Should Dallas Go After Peppers?

In an announcement that stunned absolutely nobody, Carolina defensive end Julius Peppers said Tuesday that he does not want a long-term extension from his current employer.

Apparently the fact that the team hasn't fallen at his feet, begging for the opportunity to heap truckloads of cash on its star has hurt his feelings by making him feel "ignored."

We all should be so ignored.

The 6-7, 283-pound Peppers is one of the most impressive physical specimens in the NFL — maybe in NFL history — and one of the most feared pass rushers in the game. He combines elite size with outrageous quickness and athleticism (remember, while playing at North Carolina, he also played on the Tar Heels' basketball team) and technique that is as good as that of any other defensive end in the NFL. Not surprisingly, he is an annual Pro Bowler and among the highest-paid defensive players in the NFL. Last year, the Panthers used their franchise tag on him, and he had to get by on a one-year deal worth only $16.7 million — plus a $1.5 million bonus for making the Pro Bowl.

Should the Cowboys be interested in Peppers? Before answering immediately, consider two things:

1. Three Dallas defensive ends — Marcus Spears, Jason Hatcher and Stephen Bowen — are free agents, and while it's unlikely that all three leave for better offers, Peppers is better than any of them.

2. Jerry Jones obviously isn't afraid to open up his checkbook for marquee players. With the likelihood that the 2010 season is played without a salary cap, the outrageous amount of marketing money coming in through the team's new stadium, and the possibility that loading up means Dallas could play in next year's Super Bowl in its home stadium, he could be tempted to break the bank for a player who just might put his team in a position to win another Lombardi Trophy.

Before he signed with the Panthers last year, Peppers made no secret of the fact that he wouldn't mind trading one blue and silver (and black) uniform for another silver and blue. While he has played most of his career in a 4-3 alignment, the common thinking is that he is big enough and strong enough and fast enough to play in the 3-4 alignment the Cowboys employ. If the coaches decide he's not a fit a defensive end in the 3-4, there also is speculation he could drop back to an outside linebacker spot.

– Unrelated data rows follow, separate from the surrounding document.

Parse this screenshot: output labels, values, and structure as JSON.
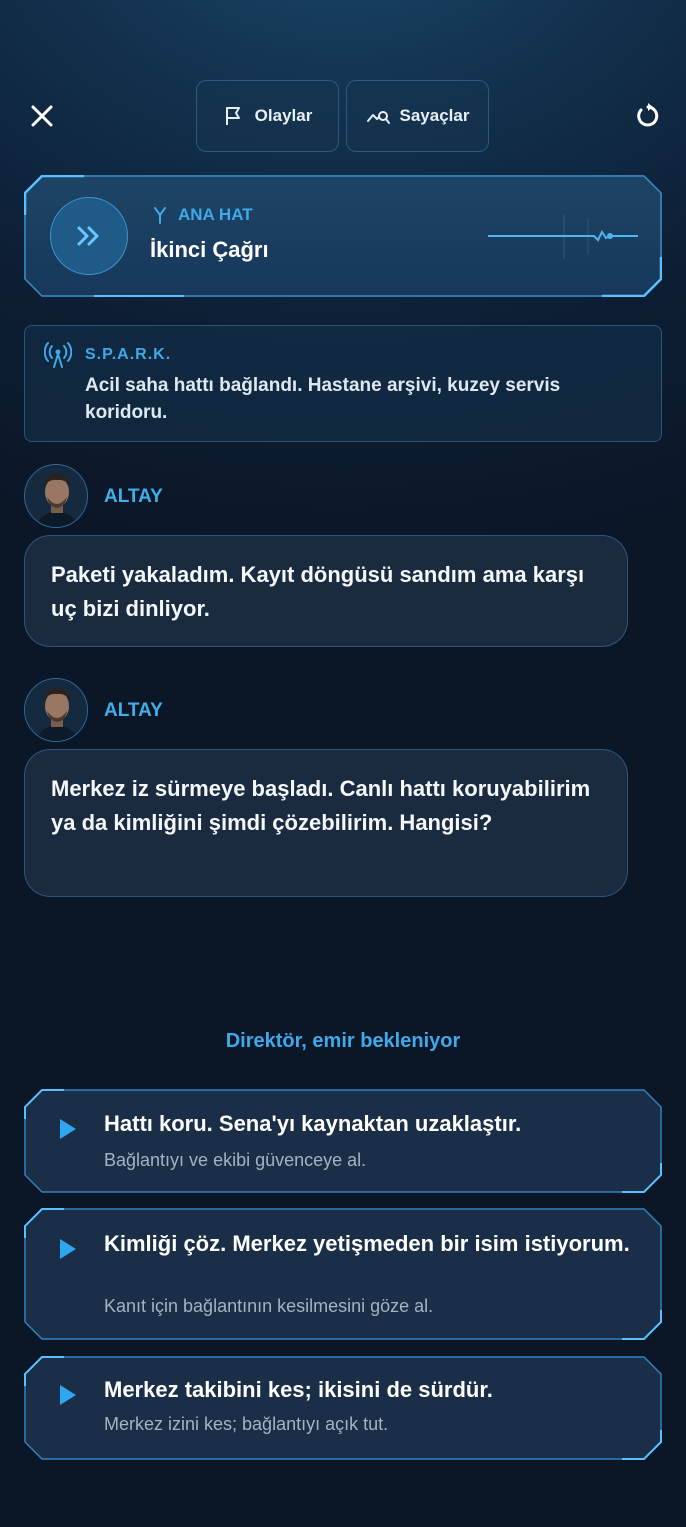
{
  "header": {
    "close_icon": "close-icon",
    "tabs": [
      {
        "label": "Olaylar",
        "icon": "flag-icon"
      },
      {
        "label": "Sayaçlar",
        "icon": "chart-search-icon"
      }
    ],
    "restart_icon": "restart-icon"
  },
  "line": {
    "tag": "ANA HAT",
    "title": "İkinci Çağrı",
    "tag_icon": "branch-icon",
    "play_icon": "double-chevron-right-icon"
  },
  "spark": {
    "name": "S.P.A.R.K.",
    "text": "Acil saha hattı bağlandı. Hastane arşivi, kuzey servis koridoru.",
    "icon": "broadcast-icon"
  },
  "messages": [
    {
      "speaker": "ALTAY",
      "text": "Paketi yakaladım. Kayıt döngüsü sandım ama karşı uç bizi dinliyor."
    },
    {
      "speaker": "ALTAY",
      "text": "Merkez iz sürmeye başladı. Canlı hattı koruyabilirim ya da kimliğini şimdi çözebilirim. Hangisi?"
    }
  ],
  "status": "Direktör, emir bekleniyor",
  "choices": [
    {
      "title": "Hattı koru. Sena'yı kaynaktan uzaklaştır.",
      "subtitle": "Bağlantıyı ve ekibi güvenceye al."
    },
    {
      "title": "Kimliği çöz. Merkez yetişmeden bir isim istiyorum.",
      "subtitle": "Kanıt için bağlantının kesilmesini göze al."
    },
    {
      "title": "Merkez takibini kes; ikisini de sürdür.",
      "subtitle": "Merkez izini kes; bağlantıyı açık tut."
    }
  ],
  "colors": {
    "accent": "#3fa9ea",
    "background": "#0b1626",
    "card": "#1a2b40"
  }
}
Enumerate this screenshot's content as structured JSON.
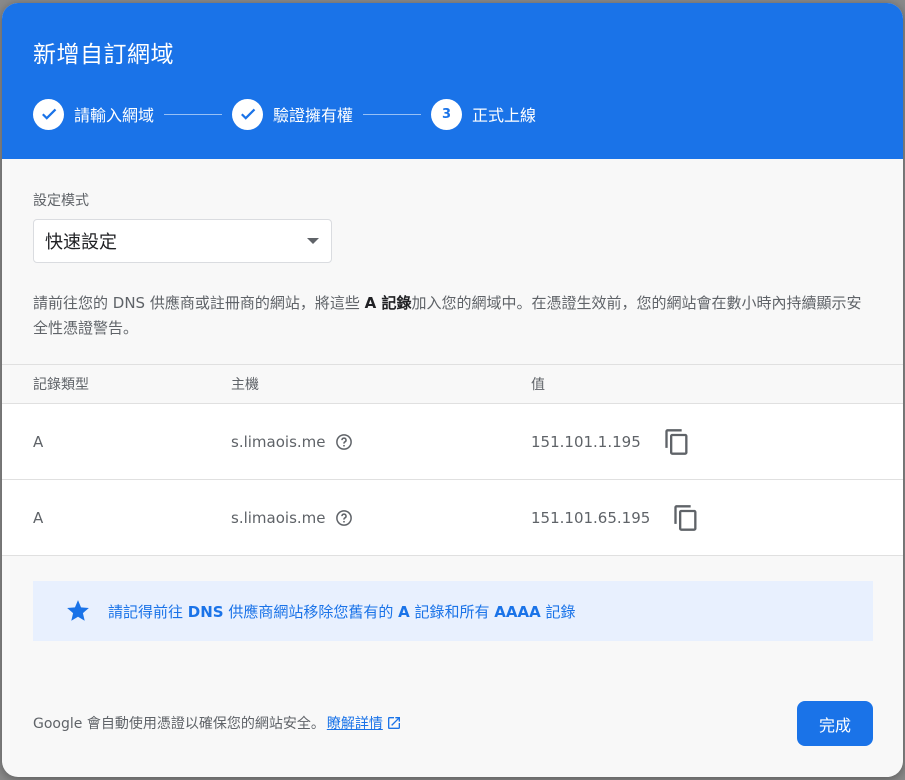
{
  "dialog": {
    "title": "新增自訂網域",
    "steps": [
      {
        "label": "請輸入網域",
        "state": "done"
      },
      {
        "label": "驗證擁有權",
        "state": "done"
      },
      {
        "label": "正式上線",
        "number": "3",
        "state": "current"
      }
    ]
  },
  "config": {
    "mode_label": "設定模式",
    "mode_value": "快速設定"
  },
  "description": {
    "part1": "請前往您的 DNS 供應商或註冊商的網站，將這些 ",
    "bold": "A 記錄",
    "part2": "加入您的網域中。在憑證生效前，您的網站會在數小時內持續顯示安全性憑證警告。"
  },
  "table": {
    "headers": {
      "type": "記錄類型",
      "host": "主機",
      "value": "值"
    },
    "rows": [
      {
        "type": "A",
        "host": "s.limaois.me",
        "value": "151.101.1.195"
      },
      {
        "type": "A",
        "host": "s.limaois.me",
        "value": "151.101.65.195"
      }
    ]
  },
  "notice": {
    "t1": "請記得前往 ",
    "b1": "DNS",
    "t2": " 供應商網站移除您舊有的 ",
    "b2": "A",
    "t3": " 記錄和所有 ",
    "b3": "AAAA",
    "t4": " 記錄"
  },
  "footer": {
    "text": "Google 會自動使用憑證以確保您的網站安全。",
    "link": "瞭解詳情",
    "done_button": "完成"
  },
  "colors": {
    "accent": "#1a73e8",
    "notice_bg": "#e8f0fe"
  }
}
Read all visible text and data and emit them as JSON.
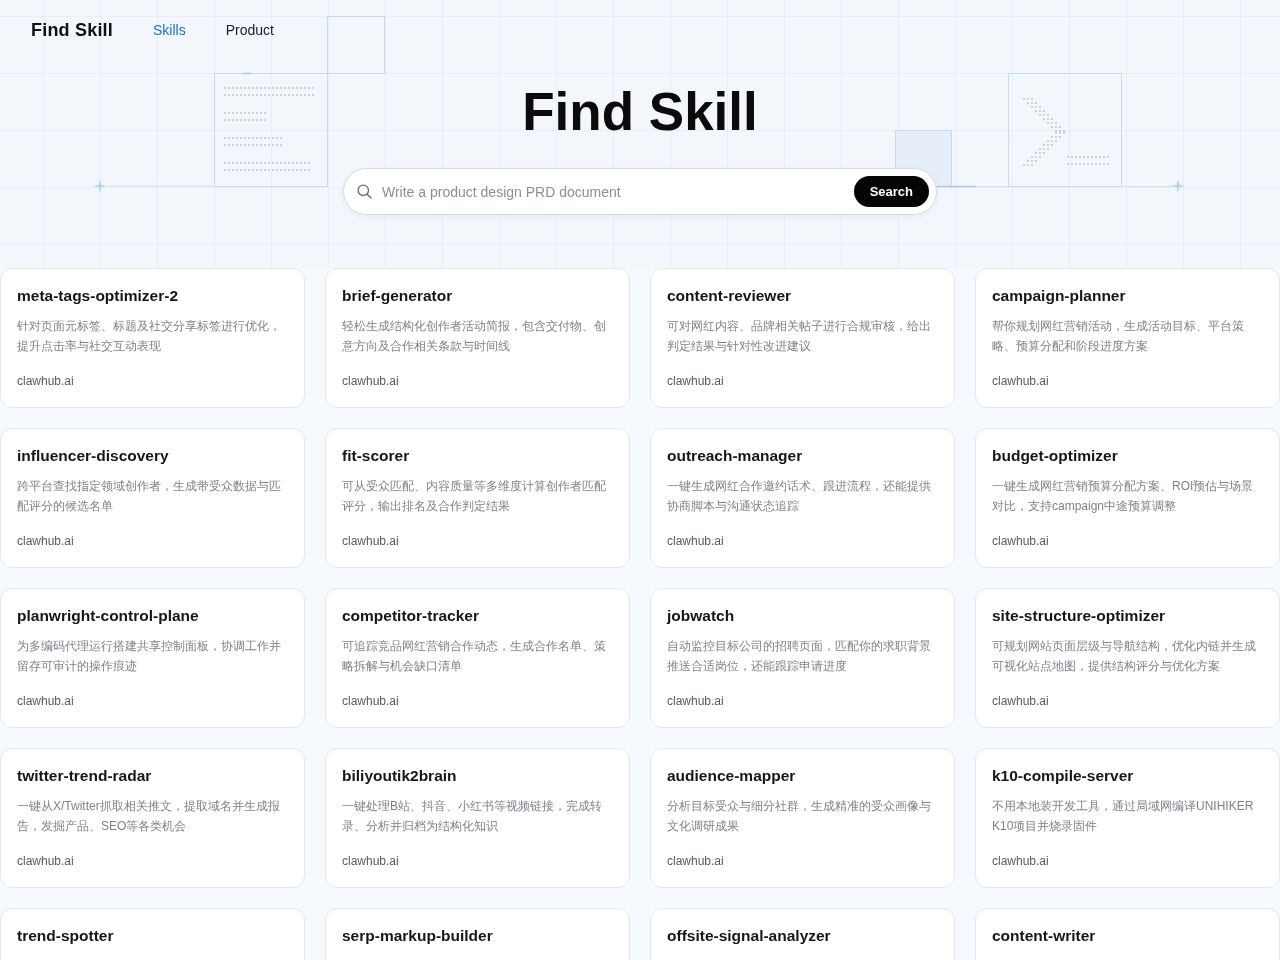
{
  "header": {
    "logo": "Find Skill",
    "nav": [
      {
        "label": "Skills",
        "selected": true
      },
      {
        "label": "Product",
        "selected": false
      }
    ]
  },
  "hero": {
    "title": "Find Skill",
    "search": {
      "placeholder": "Write a product design PRD document",
      "button": "Search"
    }
  },
  "skills": [
    {
      "name": "meta-tags-optimizer-2",
      "description": "针对页面元标签、标题及社交分享标签进行优化，提升点击率与社交互动表现",
      "source": "clawhub.ai"
    },
    {
      "name": "brief-generator",
      "description": "轻松生成结构化创作者活动简报，包含交付物、创意方向及合作相关条款与时间线",
      "source": "clawhub.ai"
    },
    {
      "name": "content-reviewer",
      "description": "可对网红内容、品牌相关帖子进行合规审核，给出判定结果与针对性改进建议",
      "source": "clawhub.ai"
    },
    {
      "name": "campaign-planner",
      "description": "帮你规划网红营销活动，生成活动目标、平台策略、预算分配和阶段进度方案",
      "source": "clawhub.ai"
    },
    {
      "name": "influencer-discovery",
      "description": "跨平台查找指定领域创作者，生成带受众数据与匹配评分的候选名单",
      "source": "clawhub.ai"
    },
    {
      "name": "fit-scorer",
      "description": "可从受众匹配、内容质量等多维度计算创作者匹配评分，输出排名及合作判定结果",
      "source": "clawhub.ai"
    },
    {
      "name": "outreach-manager",
      "description": "一键生成网红合作邀约话术、跟进流程，还能提供协商脚本与沟通状态追踪",
      "source": "clawhub.ai"
    },
    {
      "name": "budget-optimizer",
      "description": "一键生成网红营销预算分配方案、ROI预估与场景对比，支持campaign中途预算调整",
      "source": "clawhub.ai"
    },
    {
      "name": "planwright-control-plane",
      "description": "为多编码代理运行搭建共享控制面板，协调工作并留存可审计的操作痕迹",
      "source": "clawhub.ai"
    },
    {
      "name": "competitor-tracker",
      "description": "可追踪竞品网红营销合作动态，生成合作名单、策略拆解与机会缺口清单",
      "source": "clawhub.ai"
    },
    {
      "name": "jobwatch",
      "description": "自动监控目标公司的招聘页面，匹配你的求职背景推送合适岗位，还能跟踪申请进度",
      "source": "clawhub.ai"
    },
    {
      "name": "site-structure-optimizer",
      "description": "可规划网站页面层级与导航结构，优化内链并生成可视化站点地图，提供结构评分与优化方案",
      "source": "clawhub.ai"
    },
    {
      "name": "twitter-trend-radar",
      "description": "一键从X/Twitter抓取相关推文，提取域名并生成报告，发掘产品、SEO等各类机会",
      "source": "clawhub.ai"
    },
    {
      "name": "biliyoutik2brain",
      "description": "一键处理B站、抖音、小红书等视频链接，完成转录、分析并归档为结构化知识",
      "source": "clawhub.ai"
    },
    {
      "name": "audience-mapper",
      "description": "分析目标受众与细分社群，生成精准的受众画像与文化调研成果",
      "source": "clawhub.ai"
    },
    {
      "name": "k10-compile-server",
      "description": "不用本地装开发工具，通过局域网编译UNIHIKER K10项目并烧录固件",
      "source": "clawhub.ai"
    },
    {
      "name": "trend-spotter"
    },
    {
      "name": "serp-markup-builder"
    },
    {
      "name": "offsite-signal-analyzer"
    },
    {
      "name": "content-writer"
    }
  ]
}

With all due respect to Anthony Spencer, imagine being an offensive line coach who has to prepare for a game in which his blockers have to protect their quarterback from Peppers coming from one side (out of a stand-up position, no less), DeMarcus Ware coming from the other and Jay Ratliff up the middle.

That's the kind of defense that can make an offensive line coach look for another line of work.

Carolina could retain Peppers for another year by using the franchise tag on him again, but that would require a raise of 20 percent, which would push his salary just over the $20 million mark. He's a great player, but is he worth that much?

So if the Panthers decide they have had enough of their mercurial star, should the Cowboys make a run at him?


That's not to suggest he wouldn't make an already-good Dallas defense better — Peppers would make just about every defense in the league better because of his singular ability to rush the passer create havoc in opposing backfields. But he wouldn't be the right fit in Dallas.

The Cowboys have had their share of locker room distractions: Terrell Owens. Pacman Jones. Quincy Carter. Remember when Drew Henson was "the next great Dallas quarterback"? Guys like that sell newspapers and jerseys — each of which makes Jerry Jones giddy — but there's a cost involved with each, too.

Peppers has exceptional talent, and at 30 years old, there's no reason to believe he doesn't have several productive seasons left in him.

But one thing that contributed significantly to the Cowboys' strong finish this season is the harmony that exists in the locker room. There was no T.O. circus, no reports of infighting among teammates. The players genuinely like each other. Newcomers like Gerald Sensabaugh and Igor Olshansky were embraced immediately.

Messing with chemistry like that is a dangerous proposition, and Peppers, while enormously talented, is a guy who could split a locker room with his diva act and a salary that almost certainly would exceed that of all current Cowboys, including DeMarcus Ware and Tony Romo. Whether he deserves more than those two is irrelevant — handing him the keys to a Brinks truck before he ever suited up in Dallas would be a bad move.

Jerry Jones loves his star players, and Peppers is without question a star. But if Carolina jettisons the best defensive player in team history, Jones has to resist the urge to go after him. Especially if the 2010 season is played without a cap, there's no question the Cowboys can afford him.

But in this case, Dallas needs to pass.